Cains faces wind-up threat over Customs disputeJul 26 2008
by Alistair Houghton, Liverpool Daily Post
LIVERPOOL brewer Cains is facing the threat of a winding-up order over a dispute with HM Revenue and Customs.
Customs officials have filed a petition at the High Court to have the company wound up over an unpaid debt.
However the Daily Post understands that negotiations between the company and HMRC are at an advanced stage and that a conditional agreement has been reached for the debt to be settled, meaning the legal action will be halted.
The company is unable to comment on the situation due to the rules of the Alternative Investment Market, on which it is listed, as it is set to issue half-year results on Monday.
The dispute with HMRC does not impact on the company’s financial position and it continues to trade normally.

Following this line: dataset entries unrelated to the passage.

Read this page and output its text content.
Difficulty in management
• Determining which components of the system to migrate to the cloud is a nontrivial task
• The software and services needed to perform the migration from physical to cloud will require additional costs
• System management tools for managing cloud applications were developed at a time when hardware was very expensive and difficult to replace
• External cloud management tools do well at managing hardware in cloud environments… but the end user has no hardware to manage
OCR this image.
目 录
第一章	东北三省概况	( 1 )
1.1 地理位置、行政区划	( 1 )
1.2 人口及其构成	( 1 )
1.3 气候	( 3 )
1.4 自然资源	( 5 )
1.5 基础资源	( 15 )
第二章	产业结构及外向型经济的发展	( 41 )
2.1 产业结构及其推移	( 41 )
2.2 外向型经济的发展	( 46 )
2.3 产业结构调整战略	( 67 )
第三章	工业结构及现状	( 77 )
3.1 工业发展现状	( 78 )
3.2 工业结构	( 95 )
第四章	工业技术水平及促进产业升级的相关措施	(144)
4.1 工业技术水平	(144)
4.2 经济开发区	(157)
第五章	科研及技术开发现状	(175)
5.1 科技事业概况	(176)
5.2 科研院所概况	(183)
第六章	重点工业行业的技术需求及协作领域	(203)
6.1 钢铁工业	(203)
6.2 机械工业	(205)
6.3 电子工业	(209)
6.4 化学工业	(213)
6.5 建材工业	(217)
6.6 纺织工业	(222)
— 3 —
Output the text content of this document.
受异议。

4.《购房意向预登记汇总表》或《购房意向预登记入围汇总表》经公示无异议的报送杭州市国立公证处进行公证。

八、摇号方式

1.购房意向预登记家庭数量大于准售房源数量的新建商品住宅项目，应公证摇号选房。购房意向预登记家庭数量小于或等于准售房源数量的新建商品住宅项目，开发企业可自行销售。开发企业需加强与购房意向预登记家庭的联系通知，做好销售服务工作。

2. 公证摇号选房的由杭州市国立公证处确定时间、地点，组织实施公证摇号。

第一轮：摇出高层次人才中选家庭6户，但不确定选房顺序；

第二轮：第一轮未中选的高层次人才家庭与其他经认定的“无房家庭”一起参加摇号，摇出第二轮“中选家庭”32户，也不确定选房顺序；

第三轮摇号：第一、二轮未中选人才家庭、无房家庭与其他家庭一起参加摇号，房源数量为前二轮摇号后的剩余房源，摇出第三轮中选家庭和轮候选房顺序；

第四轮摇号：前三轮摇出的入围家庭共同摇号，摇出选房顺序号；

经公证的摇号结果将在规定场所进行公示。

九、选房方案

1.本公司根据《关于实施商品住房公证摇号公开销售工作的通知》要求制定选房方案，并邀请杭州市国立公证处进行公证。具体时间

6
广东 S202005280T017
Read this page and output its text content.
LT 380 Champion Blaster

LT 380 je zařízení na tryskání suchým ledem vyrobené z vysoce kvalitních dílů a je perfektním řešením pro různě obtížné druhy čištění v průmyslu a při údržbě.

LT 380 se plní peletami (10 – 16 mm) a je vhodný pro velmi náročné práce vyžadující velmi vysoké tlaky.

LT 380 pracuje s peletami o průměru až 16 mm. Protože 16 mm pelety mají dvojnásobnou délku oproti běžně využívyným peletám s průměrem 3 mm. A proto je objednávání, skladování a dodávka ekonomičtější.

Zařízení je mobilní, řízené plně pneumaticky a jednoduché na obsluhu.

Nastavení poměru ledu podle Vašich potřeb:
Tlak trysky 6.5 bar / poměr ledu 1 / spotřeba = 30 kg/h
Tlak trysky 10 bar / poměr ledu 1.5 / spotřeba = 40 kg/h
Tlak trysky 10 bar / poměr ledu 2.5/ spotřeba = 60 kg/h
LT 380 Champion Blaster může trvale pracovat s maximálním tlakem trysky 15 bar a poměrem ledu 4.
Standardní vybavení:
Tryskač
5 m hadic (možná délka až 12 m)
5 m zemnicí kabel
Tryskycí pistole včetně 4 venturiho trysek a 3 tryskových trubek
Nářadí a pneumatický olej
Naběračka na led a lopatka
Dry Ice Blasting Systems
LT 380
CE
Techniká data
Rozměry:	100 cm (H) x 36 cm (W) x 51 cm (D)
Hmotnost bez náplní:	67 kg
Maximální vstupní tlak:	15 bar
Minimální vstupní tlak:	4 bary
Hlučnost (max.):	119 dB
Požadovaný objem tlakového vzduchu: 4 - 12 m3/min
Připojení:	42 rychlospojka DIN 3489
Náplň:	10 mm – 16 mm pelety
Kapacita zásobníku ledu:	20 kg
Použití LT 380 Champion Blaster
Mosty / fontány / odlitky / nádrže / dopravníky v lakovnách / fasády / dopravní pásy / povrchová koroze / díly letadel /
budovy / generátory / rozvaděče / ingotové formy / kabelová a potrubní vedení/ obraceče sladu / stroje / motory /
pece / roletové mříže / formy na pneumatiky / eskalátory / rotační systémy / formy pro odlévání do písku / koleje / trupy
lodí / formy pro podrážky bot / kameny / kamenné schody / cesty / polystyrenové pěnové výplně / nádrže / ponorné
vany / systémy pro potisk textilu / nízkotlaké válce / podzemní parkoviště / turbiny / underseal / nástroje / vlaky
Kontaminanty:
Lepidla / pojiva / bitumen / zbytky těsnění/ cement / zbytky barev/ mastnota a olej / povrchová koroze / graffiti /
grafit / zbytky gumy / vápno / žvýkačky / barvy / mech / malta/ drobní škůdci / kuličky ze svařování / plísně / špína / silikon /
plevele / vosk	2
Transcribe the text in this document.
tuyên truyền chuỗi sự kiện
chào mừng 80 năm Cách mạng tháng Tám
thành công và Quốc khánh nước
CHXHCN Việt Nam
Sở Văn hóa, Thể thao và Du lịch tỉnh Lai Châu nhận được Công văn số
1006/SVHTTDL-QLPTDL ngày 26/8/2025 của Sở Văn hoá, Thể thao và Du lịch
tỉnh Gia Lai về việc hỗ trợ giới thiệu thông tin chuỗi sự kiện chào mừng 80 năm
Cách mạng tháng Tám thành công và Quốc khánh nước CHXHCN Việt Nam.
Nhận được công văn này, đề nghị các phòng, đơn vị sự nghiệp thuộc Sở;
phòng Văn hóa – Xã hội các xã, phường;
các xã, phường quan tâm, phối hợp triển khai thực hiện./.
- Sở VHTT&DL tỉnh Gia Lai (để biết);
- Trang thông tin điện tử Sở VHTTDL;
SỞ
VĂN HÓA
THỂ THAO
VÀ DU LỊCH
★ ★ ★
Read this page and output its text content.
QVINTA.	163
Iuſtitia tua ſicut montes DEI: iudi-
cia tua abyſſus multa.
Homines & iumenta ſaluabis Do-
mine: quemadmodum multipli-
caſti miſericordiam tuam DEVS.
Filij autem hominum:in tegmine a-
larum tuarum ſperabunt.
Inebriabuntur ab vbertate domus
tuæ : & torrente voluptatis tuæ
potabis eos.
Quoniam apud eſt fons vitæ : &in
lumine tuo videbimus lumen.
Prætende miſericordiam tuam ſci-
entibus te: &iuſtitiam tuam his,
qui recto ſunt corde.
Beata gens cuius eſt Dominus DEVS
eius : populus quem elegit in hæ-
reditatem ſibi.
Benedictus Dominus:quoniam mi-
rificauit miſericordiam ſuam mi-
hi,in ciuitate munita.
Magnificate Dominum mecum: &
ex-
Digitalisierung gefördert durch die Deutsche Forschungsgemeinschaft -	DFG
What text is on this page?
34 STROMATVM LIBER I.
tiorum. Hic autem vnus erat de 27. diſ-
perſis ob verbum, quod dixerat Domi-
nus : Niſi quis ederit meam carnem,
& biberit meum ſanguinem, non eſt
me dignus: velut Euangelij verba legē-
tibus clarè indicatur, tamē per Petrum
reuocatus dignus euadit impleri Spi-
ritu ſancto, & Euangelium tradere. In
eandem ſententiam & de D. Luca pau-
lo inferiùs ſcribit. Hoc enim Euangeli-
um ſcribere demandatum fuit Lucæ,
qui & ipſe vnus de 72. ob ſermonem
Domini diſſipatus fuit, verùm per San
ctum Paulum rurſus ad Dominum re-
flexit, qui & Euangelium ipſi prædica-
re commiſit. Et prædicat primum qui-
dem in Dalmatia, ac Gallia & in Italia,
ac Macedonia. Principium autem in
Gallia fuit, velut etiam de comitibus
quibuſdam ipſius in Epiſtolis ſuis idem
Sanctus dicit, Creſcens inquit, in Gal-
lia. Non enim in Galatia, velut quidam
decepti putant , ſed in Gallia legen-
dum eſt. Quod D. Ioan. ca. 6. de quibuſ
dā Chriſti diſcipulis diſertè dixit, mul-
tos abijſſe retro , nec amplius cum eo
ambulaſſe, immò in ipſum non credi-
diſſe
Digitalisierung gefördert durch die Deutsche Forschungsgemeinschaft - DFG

The issue is believed to relate to a late payment following a dispute over a Customs bill.
The winding-up petition was published in the London Gazette, the official newspaper for regulatory information about companies.
The court case was set to be heard on August 12.
A spokesman for Cains said: “The company will be making a formal announcement in due course and are unable to comment until that formal announcement has been made.”
A HMRC spokesman said it would not comment on an individual case.
But HMRC’s website says it will start the legal process immediately if a company does not within seven days either pay its debt or contact it about settling the debt.
Cains diversified from its core brewing business last year to acquire a pub chain. Since then pubs in general have faced a challenging climate, thanks to a combination of the smoking ban, the credit crunch and the impact of two poor summers that have seen drinkers stay at home.
In Cains' last set of results, published in April and covering the 14 months to October 28, 2007, the company reported a loss of £2.8m and said times ahead would be tough.
In a trading statement issued at Cains’ AGM on May 23, the company said trading in the first half of the year had been “challenging” and that it remained cautious about the outlook for 2008. However, the company said it was pleased with its progress.
Cains was originally founded in Liverpool in the 1850s and was for many years known as Higsons. In 2002 it was bought by brothers Ajmail and Sudarghara Dusanj, who pledged to transform its fortunes.
Last year the company listed on the stock market after its reverse takeover of pub company Honeycombe Leisure. It now runs 109 pubs and employs almost 500 people.
As well as its own ales, including its own award-winning Liverpool Lager and Formidable Ale, it brews beers for supermarkets and other beer brands. It is a major sponsor of the Capital of Culture celebrations.